Half the stuff going on in most data centres the terminally online crowd would consider to be human rights these days. But you cant calculate that element from Twitter.

"Whats the value of a router terminating multiple VXC's to me, jim everyman" well jimmy, what if you are about to place a call across that VXC.

You're all on the internet in your community and using software services so that's like saying you have no benefit from having a power station when you all use electricity. They have to be somewhere
Sure, if we’re talking about “the internet” in general.

I’m talking about the data center near me, which powers a large social media service. I do not see any benefit to my neighborhood, and I suspect my power bill and property tax increases are subsidizing the data center, instead of the other way around.

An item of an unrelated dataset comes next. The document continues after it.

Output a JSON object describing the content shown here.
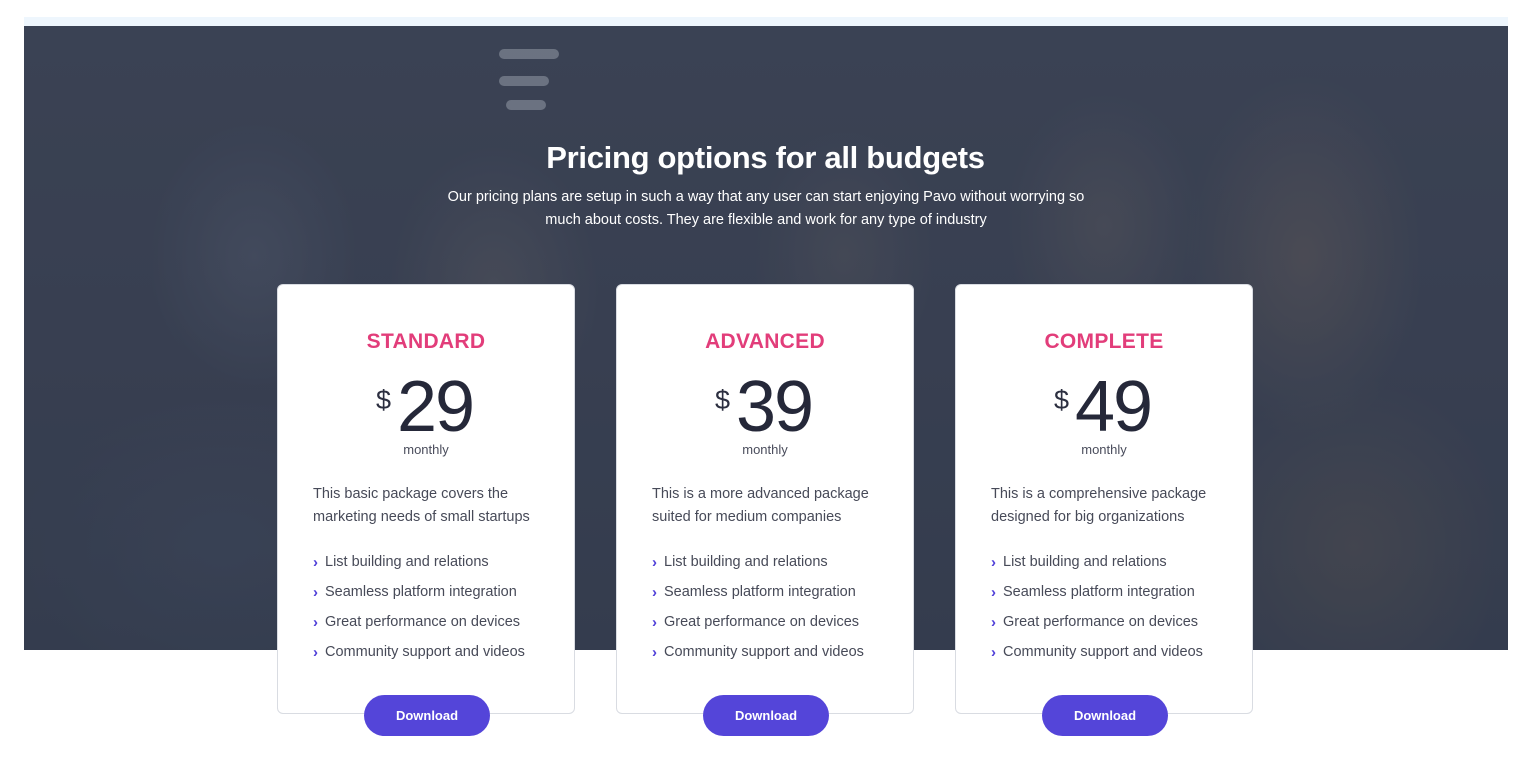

You are absolutely smart enough to know the difference between a data center for internet-distributed software and a data center full of GPUs solely for AI, along with the attendant increase in power and cooling needs. Don’t play dumb, please.
I'm not playing dumb but you I'm not sure. Just think for 2 seconds why datacenters exist. It's not billionnaires scrolling tiktok and making all those AI pictures for Facebook. People want the thing the datacenters exist for. The same way they want disposable clothes made by slaves in far away countries. They just want the datacenters to be far away as well, not to stop them. It's the convenient hypocrisy of complaining about consumerism while swiping your credit card mindlessly, it's always someone else's problem.
I see you moving the goalposts! And that’s fine, because this is also wrong: the pace of AI datacenter construction far exceeds actual demand for AI datacenters or actual AI products. The current pace of construction is purely speculative.
Its if anything incrementally speculative, not purely, unless you think there's actually zero demand. And those datacenters are built to make money selling services, they aren't a vanity yacht.
> So fine, make investors to come and build new power plants and get more water lines.

If you believe they are going to build their own power plants and water lines, I've got a bridge to sell you

> t's fun to watch how a thing that can potentially create an immense surge of economic development is being vilified.

Maybe the titans promoting AI should NOT promote it on the "we will make you all unemployable" and "we will flood zone woth slop, what you like will die and you womt have a choice".

Without the years of sociopathic tech CEOs, maybe people would be more open to the idea of "it wont end up as pure power grab, with ai used to extract more money from me while making me earn less".